My confrontation was at home. I kept it relatively calm (as calm as you can under those circumstances). You don't have children to worry about and that helps.


----------



## Jasel (Jan 8, 2013)

Don't think the where is too important unless you're afraid of damage to marital property or something. HOW you confront is a bigger deal IMO. When you do, lay out some of the facts that you know but don't tell her HOW you know what you do. Just drop enough of what you do know so that she can't claim you're lying. Otherwise she'll just make attempts to hide the affair by other means.

A WS will only admit to what they know or believe you can prove. If they don't know what you do know or they aren't sure it makes it that much harder for them to spin a lie and easier to catch them up in one.

But if you're positive you want to divorce her, I'd contact a lawyer and file before confrontation. I keep hearing whoever files first tends to have somewhat of an advantage although not sure how true that is.


----------



## Will_Kane (Feb 26, 2012)

goshjosh said:


> Curious as to where people confront their WS.
> 
> I assume mostly at home, but am interested in hearing from people who confronted elsewhere (e.g. in couples counseling).


The counselor will just F it up. Tell you there are two sides to every story, what needs of hers aren't you meeting, what do you have to do to win her back. I think there's a better than 50/50 chance that this will happen.

If you don't have kids, why bother confronting? Just have her served with divorce papers - she didn't tell you she was cheating, why should you tell her she's caught? Let someone else tell her.

When you know she is going to be served, call all of her family and friends and yours, call the other man's wife/girlfriend/family, and then just sit back and watch the fireworks as she is served the papers and gets a ton of calls/messages at the same time.


----------



## the guy (Aug 3, 2010)

I confronted at home.

Read about one confrontation that happened at the inlaws, during a family cathering. The betrayed husband put in the tape the PI gave him.

Everyone had sat down to watch a movie, but instead they all got to watch his WW with OM.

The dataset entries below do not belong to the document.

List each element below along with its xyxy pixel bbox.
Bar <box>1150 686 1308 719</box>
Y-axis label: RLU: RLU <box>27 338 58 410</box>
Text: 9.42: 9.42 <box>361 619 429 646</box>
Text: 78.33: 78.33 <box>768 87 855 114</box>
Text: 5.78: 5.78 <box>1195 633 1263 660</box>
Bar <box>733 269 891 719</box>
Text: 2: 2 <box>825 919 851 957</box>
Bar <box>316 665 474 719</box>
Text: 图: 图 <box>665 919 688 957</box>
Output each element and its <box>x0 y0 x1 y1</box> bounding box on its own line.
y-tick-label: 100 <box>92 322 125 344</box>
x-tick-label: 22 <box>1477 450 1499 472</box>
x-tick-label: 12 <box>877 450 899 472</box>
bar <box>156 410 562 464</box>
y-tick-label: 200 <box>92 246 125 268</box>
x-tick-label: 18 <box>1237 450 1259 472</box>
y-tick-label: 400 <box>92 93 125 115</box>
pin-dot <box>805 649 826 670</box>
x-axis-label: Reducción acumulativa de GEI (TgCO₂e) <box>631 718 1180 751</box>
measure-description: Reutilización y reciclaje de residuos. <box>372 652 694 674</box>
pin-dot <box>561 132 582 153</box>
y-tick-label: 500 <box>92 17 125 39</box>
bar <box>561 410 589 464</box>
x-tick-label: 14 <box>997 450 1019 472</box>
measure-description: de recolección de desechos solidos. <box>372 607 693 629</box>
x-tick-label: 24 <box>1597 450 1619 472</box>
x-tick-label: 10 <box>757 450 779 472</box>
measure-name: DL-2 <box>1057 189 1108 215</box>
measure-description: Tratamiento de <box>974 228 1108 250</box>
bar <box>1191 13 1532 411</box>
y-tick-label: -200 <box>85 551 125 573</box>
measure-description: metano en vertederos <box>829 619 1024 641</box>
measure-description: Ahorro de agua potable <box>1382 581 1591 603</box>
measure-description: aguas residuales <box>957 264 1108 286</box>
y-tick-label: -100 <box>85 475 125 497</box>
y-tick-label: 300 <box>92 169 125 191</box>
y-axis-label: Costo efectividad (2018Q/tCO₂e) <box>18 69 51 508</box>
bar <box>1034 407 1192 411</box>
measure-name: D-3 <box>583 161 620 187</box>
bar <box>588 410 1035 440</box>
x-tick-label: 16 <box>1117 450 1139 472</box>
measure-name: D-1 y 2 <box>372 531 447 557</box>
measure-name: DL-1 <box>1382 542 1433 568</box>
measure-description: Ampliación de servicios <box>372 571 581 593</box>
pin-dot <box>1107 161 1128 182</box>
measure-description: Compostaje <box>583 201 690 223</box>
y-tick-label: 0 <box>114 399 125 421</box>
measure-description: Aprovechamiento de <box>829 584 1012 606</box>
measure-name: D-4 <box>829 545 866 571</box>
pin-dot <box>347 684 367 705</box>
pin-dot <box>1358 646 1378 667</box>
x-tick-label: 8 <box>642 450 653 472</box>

If I remember correctly he had already packed and after the tape started playing and everyone just stared at the screen with there mouth open, the husband walked out with out notice.


----------



## HampdenMom (Mar 24, 2013)

I'm planning on waiting until he leaves on business Monday, and letting the OW know that I know simultaneously. The only reason I've kept it together this past week is that our daughter is home for Easter break. I can't wait until this is over and done with.


----------



## movin on (Jan 24, 2012)

I confronted my wife at her job
_Posted via Mobile Device_


----------



## FLGator (Mar 26, 2013)

I did it at home unfortunately. The good part was that the kids were at Her Mothers house. The bad part was a Nintendo Wii and 54" LCD TV were victims of domestic violence and pronounced dead at the scene. 

That sucked too, I watched my TV mostly through the Wii via Netflix. Oh well.
_Posted via Mobile Device_


----------



## SadandAngry (Aug 24, 2012)

I arranged to get rid of the kids and the dog for the night, but still purposely confronted at a place other than our home. There are enough triggers, I didn't want to turn my own home into one as well. She had rented a studio for a large art project, so I chose there, because it was temporary.


----------